The first two types are still in the world of standard answers: either solve a gradable hard problem, or finish a verifiable task. The truly difficult one is the third.

When my friend got stuck, I thought of another class of problems. Like driving toward an intersection with a traffic light ahead. Do you go straight, or weave through the middle? There's no standard answer; you have to find your own direction in the ambiguity. Exploring a domain people haven't clearly defined, or don't even know the answer to, is a completely different capability.

This capability, benchmarks can't measure at all. The whole premise of evaluation is having a standard answer, something gradable right or wrong. But exploration has no right or wrong at all, only efficiency. Can you fish out something new in the ambiguity, use it to move forward, and push out a boundary that didn't exist before?

It's also precisely the blind spot of the "verifiable rewards" approach. Research has already pointed out that open-ended tasks without unique answers have no clear standard answer to begin with, so you can't even construct rewards. This method can't get traction. Some have even found that this training approach doesn't necessarily give models new capabilities, and may instead narrow their exploration surface, with capability ceilings hard-capped by the base model.

The result is that a model great at exploration, thrown into a cage with clear standard answers, might seem a bit stupid. A model that tests incredibly well may not possess exploration ability at all. In my own experience, GPT and Claude show the clearest difference on this dimension.

And this dimension happens to be the most important. Because truly valuable things often start without standard answers. Yet it's the hardest to measure, and the hardest to train.

The Chat Era Already Ran This Course

Model capabilities forking along dimensions and layering down isn't new. The chatbot era ran the full course.

Back then, everyone also thought for a while that the biggest model was the strongest. But they quickly discovered that for chatting specifically, the biggest model wasn't much better. In 2023, the LMSYS Chatbot Arena leaderboard dedicated a section to "Smaller Models Are Competitive": a 13B Vicuna ranked in the top five, its Elo score even beating Google's PaLM 2. 7B models also squeezed into the top ten, trading blows with models twice their size.

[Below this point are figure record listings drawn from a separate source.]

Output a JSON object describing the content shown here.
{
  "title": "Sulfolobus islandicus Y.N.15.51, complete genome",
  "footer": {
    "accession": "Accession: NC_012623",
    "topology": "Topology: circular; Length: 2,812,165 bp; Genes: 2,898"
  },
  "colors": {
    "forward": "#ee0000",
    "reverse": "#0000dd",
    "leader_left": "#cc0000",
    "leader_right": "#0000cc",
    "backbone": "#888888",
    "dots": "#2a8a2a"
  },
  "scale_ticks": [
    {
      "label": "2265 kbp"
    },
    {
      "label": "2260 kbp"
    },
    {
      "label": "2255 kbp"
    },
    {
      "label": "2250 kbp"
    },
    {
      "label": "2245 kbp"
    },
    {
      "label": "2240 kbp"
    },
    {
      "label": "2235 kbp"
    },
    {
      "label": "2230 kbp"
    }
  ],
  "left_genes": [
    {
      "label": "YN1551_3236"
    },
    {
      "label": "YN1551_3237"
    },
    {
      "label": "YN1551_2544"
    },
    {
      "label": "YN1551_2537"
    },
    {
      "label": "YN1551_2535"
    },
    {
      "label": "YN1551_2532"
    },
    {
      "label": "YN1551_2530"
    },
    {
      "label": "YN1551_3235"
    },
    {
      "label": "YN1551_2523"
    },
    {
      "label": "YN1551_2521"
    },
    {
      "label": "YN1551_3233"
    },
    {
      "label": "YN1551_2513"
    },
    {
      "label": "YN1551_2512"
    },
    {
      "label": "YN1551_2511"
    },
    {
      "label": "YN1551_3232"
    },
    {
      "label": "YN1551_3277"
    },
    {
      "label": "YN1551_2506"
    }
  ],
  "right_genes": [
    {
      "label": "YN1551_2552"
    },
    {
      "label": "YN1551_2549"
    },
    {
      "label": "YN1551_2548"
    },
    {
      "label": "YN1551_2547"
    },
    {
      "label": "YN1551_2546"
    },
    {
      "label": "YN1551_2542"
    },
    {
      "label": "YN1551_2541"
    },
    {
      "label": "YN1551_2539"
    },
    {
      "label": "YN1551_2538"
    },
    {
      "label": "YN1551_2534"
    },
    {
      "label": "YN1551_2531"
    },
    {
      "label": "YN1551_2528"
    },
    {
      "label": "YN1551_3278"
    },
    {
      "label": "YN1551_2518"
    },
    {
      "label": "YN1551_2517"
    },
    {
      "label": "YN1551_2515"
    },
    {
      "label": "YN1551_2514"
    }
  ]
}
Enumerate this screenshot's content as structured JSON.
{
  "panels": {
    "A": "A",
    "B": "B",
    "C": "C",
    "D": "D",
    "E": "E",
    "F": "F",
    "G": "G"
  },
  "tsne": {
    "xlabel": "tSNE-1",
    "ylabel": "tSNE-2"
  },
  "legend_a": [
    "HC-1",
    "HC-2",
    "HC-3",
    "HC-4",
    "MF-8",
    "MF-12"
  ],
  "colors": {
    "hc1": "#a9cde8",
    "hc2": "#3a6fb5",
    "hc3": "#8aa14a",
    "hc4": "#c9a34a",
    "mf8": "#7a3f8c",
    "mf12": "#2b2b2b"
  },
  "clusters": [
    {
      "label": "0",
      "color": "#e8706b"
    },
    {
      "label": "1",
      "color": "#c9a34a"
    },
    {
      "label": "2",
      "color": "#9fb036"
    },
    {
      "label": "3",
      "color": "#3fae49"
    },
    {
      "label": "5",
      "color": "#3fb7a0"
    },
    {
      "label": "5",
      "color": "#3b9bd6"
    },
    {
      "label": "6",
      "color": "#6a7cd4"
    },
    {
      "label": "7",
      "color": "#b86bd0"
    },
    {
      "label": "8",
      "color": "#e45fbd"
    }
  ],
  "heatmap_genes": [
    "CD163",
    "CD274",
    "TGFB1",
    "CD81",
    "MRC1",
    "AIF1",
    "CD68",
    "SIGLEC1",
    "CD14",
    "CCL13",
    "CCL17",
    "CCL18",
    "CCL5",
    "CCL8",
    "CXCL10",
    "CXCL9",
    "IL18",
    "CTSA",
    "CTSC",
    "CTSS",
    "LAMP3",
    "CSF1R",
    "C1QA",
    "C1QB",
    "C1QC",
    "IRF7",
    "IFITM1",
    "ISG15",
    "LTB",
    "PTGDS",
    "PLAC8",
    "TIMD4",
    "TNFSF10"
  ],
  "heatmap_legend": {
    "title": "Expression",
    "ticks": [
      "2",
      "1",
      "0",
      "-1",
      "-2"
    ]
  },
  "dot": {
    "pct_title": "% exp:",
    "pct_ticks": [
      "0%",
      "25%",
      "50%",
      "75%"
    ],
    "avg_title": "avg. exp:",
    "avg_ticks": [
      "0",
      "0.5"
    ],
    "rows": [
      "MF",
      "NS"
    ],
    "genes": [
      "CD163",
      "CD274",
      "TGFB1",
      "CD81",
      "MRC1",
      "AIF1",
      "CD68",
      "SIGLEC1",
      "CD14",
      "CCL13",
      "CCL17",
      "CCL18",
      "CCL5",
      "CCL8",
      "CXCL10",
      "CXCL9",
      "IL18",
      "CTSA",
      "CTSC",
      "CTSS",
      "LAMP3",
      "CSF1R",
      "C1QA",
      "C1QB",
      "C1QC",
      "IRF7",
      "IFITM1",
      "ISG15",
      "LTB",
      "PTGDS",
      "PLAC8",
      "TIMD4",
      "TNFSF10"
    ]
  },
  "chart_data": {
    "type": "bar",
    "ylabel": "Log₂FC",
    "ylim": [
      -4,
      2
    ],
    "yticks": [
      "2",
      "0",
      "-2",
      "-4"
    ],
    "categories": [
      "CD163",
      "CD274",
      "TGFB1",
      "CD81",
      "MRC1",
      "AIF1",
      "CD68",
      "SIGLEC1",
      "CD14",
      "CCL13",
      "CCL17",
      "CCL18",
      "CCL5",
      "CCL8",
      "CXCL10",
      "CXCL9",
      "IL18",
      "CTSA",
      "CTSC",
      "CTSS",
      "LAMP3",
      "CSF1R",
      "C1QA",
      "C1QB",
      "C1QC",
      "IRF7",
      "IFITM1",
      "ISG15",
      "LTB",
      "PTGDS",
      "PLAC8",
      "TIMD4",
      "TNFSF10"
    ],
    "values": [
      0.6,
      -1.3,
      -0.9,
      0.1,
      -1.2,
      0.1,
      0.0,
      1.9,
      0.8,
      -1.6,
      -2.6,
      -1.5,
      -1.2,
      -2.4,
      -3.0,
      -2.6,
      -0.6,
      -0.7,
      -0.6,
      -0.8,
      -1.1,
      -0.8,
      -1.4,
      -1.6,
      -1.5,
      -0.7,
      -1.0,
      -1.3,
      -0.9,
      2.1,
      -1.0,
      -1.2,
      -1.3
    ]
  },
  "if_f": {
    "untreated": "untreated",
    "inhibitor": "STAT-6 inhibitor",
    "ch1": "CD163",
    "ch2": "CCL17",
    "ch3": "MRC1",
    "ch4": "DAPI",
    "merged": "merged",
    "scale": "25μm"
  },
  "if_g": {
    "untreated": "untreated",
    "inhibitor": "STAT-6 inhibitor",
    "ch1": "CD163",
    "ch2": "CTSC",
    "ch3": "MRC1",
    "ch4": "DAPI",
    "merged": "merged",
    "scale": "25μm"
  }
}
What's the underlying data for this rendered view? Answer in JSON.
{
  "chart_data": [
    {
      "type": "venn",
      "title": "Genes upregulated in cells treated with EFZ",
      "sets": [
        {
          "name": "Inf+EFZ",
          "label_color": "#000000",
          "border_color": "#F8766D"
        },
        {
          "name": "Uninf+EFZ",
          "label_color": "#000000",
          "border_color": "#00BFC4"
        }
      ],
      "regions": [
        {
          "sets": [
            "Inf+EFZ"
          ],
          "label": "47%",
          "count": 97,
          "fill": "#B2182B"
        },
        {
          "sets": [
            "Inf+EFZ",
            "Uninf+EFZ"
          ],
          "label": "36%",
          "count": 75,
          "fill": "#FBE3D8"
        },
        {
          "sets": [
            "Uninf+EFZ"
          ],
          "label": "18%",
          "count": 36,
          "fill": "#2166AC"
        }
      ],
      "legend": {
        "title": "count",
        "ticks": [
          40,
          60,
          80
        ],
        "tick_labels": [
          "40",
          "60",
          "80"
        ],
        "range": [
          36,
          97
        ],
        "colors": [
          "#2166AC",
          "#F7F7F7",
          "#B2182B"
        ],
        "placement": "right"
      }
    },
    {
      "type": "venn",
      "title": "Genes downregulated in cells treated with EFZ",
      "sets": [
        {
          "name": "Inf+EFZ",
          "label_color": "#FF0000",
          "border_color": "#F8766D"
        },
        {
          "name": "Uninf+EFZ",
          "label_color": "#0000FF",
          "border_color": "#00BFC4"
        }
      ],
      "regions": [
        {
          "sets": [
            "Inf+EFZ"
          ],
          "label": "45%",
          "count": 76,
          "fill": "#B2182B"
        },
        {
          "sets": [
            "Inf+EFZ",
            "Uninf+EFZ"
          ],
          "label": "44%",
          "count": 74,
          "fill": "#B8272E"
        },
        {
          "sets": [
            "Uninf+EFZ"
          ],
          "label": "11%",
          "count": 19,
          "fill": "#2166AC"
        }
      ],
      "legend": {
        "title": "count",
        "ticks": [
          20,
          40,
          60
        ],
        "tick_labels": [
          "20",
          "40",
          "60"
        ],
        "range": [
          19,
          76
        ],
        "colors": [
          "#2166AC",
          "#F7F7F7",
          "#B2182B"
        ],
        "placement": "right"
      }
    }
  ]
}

Later studies echoed this: scaling models from tens of millions to hundreds of billions, all the way up to GPT-4 class, showed gains topping out quickly on softer tasks. Models with a few tens of billions of parameters weren't far from frontier models.

In other words: for chatting, for emotional support, the marginal returns to scale are low. A few tens of billions is enough; scaling up to hundreds of billions is pure waste.

So the market sorted itself out. If you want emotional value, someone to chat with, a smaller model that sounds human is enough. Only when you need serious research or hardcore engineering do top-tier models come into play. Models sorted themselves into different price-performance tiers by use case.

Today's round is the same plot, replaying at a higher capability level.

Closing: Don't Ask Which Is Strongest—Ask Which Dimension You Need

Back to my friend's dilemma: "should I switch to a stronger model?" He's asking the wrong question.

There is no "stronger" that simultaneously covers solving hard problems, doing messy work, and exploring. These three things are diverging onto different models.

New-generation models are still pushing forward, of course. But the progress they fight for increasingly lands on "the hardest problems humans can define and grade," which is exactly where most people can't perceive it. So you see a split: leaderboards keep getting stronger generation after generation, yet most people just feel "it's been good enough for a while, can't see where it's stronger." Neither side is wrong. Because what they want are fundamentally different dimensions of capability.

So stop vaguely asking "which model is strongest." First ask clearly: which dimension of work do you need it to do? Solve a hard problem with an answer, finish a messy task that wasn't clearly specified, or join you in something no one knows the answer to yet.

"Strongest" is becoming a question without a standard answer.